芥川賞 九段理江さん「家族や友人、読者に感謝を伝えたい」

第170回芥川賞と直木賞の選考会が17日、東京で開かれ、芥川賞に九段理江さんの「東京都同情塔」が選ばれました。

九段理江さんは記者会見で「とてもうれしく思っています。好きで書き始めた小説ですが、書き続ける力をくれる、出版社の方や家族や友人、楽しみに読んでくれる読者に感謝を伝えたいです」と受賞の喜びと感謝のことばを述べました。

そして、作品に込めた思いについて、「近年、ことばを無限に拡大したり、無限に解釈することが許されている、許容されているような状況がある。ことばというのは大切に使っていきたいと思うが、ことばのポジティブ、ネガティブどちらも考えていく必要がある」と話しました。

そのうえで、「この作品は、ことばで何かを解決しようとか、解決を諦めたくないと思っている人のために書いた。ことばで解決できないこと、というのは、何によっても絶対に解決できない。ことばによって考え続けることをやめたくない。
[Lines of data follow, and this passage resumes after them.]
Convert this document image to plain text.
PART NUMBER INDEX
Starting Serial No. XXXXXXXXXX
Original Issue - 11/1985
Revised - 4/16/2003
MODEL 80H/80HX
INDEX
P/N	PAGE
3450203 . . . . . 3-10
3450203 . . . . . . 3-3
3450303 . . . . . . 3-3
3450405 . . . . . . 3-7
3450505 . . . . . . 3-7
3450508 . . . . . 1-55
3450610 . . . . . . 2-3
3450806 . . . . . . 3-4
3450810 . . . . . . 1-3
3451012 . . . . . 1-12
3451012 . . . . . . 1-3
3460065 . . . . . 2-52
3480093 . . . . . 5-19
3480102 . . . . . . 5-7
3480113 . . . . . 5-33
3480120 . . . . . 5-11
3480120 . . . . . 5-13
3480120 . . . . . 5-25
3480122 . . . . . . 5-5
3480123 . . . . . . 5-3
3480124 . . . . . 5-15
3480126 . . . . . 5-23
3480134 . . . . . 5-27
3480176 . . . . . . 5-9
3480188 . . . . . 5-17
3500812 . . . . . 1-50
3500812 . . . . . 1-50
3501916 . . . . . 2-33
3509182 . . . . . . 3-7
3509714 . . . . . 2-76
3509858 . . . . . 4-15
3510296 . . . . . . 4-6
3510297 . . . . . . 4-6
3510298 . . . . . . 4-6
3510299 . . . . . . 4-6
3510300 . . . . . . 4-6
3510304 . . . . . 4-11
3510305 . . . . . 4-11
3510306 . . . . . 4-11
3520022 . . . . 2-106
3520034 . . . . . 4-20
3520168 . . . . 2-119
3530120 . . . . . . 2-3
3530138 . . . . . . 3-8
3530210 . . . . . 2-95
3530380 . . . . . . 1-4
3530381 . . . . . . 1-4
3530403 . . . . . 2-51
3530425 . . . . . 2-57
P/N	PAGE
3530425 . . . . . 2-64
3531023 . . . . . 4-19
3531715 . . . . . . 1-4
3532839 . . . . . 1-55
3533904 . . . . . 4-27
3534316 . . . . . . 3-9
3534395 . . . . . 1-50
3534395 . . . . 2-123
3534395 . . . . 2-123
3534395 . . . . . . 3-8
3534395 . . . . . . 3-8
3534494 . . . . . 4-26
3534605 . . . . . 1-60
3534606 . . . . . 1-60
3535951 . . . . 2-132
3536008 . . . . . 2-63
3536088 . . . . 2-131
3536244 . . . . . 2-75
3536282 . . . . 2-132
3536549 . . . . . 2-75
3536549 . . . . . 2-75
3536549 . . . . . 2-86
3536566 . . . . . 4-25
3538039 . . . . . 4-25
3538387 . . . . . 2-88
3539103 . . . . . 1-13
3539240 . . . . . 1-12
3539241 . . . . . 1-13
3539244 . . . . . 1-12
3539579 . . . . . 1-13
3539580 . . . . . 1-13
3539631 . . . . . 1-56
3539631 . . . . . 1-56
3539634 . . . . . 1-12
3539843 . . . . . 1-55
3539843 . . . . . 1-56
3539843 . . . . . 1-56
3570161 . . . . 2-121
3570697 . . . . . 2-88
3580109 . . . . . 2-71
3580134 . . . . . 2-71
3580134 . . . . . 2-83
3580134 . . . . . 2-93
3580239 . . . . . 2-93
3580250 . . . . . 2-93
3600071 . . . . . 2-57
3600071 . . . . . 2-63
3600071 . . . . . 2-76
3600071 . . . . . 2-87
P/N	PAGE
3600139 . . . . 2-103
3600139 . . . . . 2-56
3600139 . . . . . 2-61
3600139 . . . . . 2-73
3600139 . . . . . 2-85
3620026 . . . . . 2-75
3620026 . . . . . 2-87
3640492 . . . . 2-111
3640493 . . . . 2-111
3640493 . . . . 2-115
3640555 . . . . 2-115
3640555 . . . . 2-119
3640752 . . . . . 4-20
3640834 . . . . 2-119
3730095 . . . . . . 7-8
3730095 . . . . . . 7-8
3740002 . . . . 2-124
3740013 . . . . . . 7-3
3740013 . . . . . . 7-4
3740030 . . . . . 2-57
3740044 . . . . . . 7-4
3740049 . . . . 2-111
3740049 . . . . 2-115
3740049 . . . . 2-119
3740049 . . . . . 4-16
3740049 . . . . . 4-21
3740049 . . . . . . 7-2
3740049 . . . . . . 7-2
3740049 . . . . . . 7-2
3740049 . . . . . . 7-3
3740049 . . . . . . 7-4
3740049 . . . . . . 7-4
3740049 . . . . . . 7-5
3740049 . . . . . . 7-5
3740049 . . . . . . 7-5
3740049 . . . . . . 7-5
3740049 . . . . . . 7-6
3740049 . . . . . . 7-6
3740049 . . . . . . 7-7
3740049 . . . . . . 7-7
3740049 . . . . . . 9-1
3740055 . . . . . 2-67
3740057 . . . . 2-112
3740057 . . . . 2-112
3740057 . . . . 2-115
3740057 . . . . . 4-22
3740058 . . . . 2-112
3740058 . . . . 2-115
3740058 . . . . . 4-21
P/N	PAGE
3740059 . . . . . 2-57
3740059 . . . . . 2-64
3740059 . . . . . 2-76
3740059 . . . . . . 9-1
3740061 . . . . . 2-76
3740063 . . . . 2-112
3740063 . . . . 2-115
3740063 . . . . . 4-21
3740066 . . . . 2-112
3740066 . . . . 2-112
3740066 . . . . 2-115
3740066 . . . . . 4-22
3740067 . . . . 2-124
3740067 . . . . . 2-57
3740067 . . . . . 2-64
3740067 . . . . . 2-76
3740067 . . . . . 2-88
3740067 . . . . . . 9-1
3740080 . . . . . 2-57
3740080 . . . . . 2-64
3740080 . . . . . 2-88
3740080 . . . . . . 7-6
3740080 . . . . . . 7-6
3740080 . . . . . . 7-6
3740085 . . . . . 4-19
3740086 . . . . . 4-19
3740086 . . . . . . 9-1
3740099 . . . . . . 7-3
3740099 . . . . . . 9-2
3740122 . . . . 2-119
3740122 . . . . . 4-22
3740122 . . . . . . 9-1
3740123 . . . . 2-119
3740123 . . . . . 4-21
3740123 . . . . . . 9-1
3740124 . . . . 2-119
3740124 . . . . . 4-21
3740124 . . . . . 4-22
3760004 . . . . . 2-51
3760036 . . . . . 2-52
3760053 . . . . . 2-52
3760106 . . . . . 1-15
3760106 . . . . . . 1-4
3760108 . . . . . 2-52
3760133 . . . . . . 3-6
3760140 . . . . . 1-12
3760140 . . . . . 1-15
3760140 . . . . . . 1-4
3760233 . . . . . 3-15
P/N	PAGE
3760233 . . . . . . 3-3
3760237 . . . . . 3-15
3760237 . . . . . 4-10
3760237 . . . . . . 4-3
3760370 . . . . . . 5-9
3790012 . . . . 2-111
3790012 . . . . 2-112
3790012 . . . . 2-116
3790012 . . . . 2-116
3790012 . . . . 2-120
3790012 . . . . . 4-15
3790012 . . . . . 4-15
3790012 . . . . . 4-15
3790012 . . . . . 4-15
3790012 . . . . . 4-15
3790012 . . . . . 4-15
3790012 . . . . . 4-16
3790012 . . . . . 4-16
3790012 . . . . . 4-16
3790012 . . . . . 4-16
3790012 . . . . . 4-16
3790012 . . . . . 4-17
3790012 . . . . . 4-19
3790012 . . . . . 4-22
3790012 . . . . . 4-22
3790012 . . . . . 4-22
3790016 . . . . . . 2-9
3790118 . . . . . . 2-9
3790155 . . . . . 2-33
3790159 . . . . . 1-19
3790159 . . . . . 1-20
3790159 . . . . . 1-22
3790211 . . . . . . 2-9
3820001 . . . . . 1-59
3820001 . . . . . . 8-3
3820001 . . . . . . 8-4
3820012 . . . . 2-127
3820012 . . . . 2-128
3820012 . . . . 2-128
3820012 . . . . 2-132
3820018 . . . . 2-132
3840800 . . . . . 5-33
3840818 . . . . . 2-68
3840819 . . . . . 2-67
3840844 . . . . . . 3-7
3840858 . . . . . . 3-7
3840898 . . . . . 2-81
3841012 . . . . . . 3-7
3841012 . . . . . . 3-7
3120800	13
そういった気持ちが、この小説を書かせてくれたし、そう感じている方にも届いたらいいと思っている」と話しました。

そして、AI時代の小説のあり方についての質問に対しては、今回の作品が生成AIを駆使して書いたものだということを明らかにしたうえで、「ふだんから、誰にも言えない悩みなどをAIに相談することがある。AIが期待したことを言ってくれなかったときに、自分が感じた思いを、主人公の建築家のセリフに反映することもあった。これからも生成AIをうまく利用しながらも、自分の創造性を発揮できるような小説を書いていきたい」と話しました。

また、自身も住んでいたり、作品の舞台にしたりしたこともある石川県で地震による大きな被害があったことについて、「一日も早く石川県の皆さんに穏やかな日常が戻るようにと毎日思っているので、今回の受賞でお世話になった人や、つらい状況にある人に明るい気持ちになっていただけたらうれしい」と話していました。

九段さんが働いていた古書店長「スター性のある人」

芥川賞の受賞が決まった九段理江さんは、2013年から1年ほど、金沢市の古書店でアルバイトとして働いていました。

店長の山崎有邦さんは、NHKの取材に対して「九段さんがふらっと店にやってきて、『働けますか』と聞かれ、アルバイトとして採用しました。店番などを任せましたが、すごくテキパキしていて、仕事もそつが無く、助かりました」と当時を振り返っていました。

そのうえで「芥川賞の受賞が決まり、うれしかったです。スター性のある人だと思っていますが、芥川賞はスーパースターになるきっかけだと思います。これからもマイペースにがんばって、落ち着いたら店に遊びに来てほしいです」と祝福していました。